A messer Giovan Francesco Fattucci in Roma.

Messer Giovan Francesco. — Per l'ultima vostra son ito a trovar lo Spina per intendere se à commessione di pagare per la Libreria, come per le sepulture; e visto ch'ei non l'à, non ò dato prencipio a detta opera, come m'avvisate; perchè non si può fare senza danari: e quando pur s'abbia a fare, pregovi facciate costà, che qua paghi lo Spina; perchè non si potrebbe trovare uomo più accomodato nè che facci con più amore e grazia simil cosa.

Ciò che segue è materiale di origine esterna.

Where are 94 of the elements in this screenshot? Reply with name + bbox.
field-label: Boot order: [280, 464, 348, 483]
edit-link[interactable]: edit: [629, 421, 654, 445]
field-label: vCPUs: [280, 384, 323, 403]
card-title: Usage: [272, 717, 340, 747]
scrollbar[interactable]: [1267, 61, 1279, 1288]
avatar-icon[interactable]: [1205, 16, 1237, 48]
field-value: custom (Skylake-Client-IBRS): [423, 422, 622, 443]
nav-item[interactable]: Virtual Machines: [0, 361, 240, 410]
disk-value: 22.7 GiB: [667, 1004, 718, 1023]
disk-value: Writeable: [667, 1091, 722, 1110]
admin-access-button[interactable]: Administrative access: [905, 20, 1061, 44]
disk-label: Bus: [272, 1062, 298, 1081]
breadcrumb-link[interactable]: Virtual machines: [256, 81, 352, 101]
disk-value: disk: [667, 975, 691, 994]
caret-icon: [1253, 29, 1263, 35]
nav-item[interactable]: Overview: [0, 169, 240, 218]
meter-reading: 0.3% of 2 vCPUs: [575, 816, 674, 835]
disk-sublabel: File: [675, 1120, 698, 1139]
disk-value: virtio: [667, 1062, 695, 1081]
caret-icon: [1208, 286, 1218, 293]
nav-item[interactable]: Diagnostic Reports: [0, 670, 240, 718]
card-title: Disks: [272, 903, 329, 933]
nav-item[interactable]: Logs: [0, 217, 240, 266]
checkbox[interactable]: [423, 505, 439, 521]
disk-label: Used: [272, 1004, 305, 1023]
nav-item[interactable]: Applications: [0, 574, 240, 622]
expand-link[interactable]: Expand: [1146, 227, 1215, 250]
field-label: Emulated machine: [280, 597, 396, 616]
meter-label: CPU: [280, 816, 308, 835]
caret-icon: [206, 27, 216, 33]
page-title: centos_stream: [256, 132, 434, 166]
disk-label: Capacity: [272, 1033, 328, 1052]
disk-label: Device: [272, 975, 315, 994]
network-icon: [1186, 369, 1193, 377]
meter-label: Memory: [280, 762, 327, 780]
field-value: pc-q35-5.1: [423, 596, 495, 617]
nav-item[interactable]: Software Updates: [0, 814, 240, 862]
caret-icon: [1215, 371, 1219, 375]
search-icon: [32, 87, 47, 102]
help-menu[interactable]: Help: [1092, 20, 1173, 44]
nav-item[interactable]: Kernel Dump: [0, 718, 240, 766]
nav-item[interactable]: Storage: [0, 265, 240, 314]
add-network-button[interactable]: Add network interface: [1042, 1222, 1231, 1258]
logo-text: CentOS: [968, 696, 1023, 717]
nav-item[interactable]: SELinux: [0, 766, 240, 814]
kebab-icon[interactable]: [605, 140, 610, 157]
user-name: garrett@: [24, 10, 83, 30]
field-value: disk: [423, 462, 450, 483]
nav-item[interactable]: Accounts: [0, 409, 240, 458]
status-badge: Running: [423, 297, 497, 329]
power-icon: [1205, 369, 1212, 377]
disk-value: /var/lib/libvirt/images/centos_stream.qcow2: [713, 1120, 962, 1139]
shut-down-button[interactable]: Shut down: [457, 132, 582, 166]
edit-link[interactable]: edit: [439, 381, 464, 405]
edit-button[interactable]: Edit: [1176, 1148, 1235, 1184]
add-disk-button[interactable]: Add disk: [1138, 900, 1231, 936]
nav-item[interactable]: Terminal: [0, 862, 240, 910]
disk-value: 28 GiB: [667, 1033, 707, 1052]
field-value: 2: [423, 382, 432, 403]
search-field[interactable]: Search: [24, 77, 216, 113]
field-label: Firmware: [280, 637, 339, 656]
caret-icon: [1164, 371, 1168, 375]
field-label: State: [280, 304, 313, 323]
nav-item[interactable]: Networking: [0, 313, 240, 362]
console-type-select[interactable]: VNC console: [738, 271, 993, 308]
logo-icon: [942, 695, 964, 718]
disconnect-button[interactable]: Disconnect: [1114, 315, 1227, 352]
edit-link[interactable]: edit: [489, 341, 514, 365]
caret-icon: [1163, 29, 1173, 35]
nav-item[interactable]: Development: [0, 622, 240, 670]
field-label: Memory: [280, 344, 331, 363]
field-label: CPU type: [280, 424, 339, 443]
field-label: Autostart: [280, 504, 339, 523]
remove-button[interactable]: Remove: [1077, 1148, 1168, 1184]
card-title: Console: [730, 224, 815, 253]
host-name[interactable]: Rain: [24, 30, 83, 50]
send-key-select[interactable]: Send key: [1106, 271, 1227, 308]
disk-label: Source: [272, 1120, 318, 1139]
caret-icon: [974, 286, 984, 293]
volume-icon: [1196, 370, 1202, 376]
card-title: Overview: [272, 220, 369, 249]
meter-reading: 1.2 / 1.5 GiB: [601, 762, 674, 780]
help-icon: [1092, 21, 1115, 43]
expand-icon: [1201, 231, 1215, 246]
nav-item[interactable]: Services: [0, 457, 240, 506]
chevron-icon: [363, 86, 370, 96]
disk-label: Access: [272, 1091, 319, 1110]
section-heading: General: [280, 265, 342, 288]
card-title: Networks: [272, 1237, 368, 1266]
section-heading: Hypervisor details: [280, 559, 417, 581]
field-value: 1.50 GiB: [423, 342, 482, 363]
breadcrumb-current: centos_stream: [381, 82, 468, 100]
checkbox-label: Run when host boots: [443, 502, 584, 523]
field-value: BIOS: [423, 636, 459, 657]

Del cominciare a lavorare, bisognia che io aspetti che e' marmi venghino, che non credo che venghino mai, tal ordine s'è tenuto! Àrei da scrivere cose che vo' stupiresti, ma non mi sare' creduto: basta, che l'è la mia rovina; perchè se fossi inanzi con l'opera più che io non sono, forse che 'l Papa àrebbe aconcio la cosa mia[340] e sarei fuora di tanto affanno: ma e' comparisce molto più lavoro a chi guasta, che non fa a chi aconcia. Trovai ieri uno che mi disse che io andassi a pagare, se non che all'ultimo di questo mese i' cascherò nelle pene. I' non credetti che ci fusse altre pene che quelle dell'inferno, o dua ducati d'albitrio, s'i' facessi un fondaco d'un'arte di seta o un battiloro, e 'l resto prestassi a usura. Abbiàno pagato trecento anni le gravezze a Firenze: almanco foss'io stato una volta famiglio del Proconsolo![341] E pur bisognia pagare. Sarammi tolto ogni cosa, perchè non ò el modo e verrommene costà. Àrei, se la cosa mi fussi aconcia, venduto qualche cosa e comperato Monte[342] che m'avessi pagato le gravezze, e potre' pure stare a Firenze.[343]

Archivio Buonarroti. Di Firenze, (8 d'agosto 1524).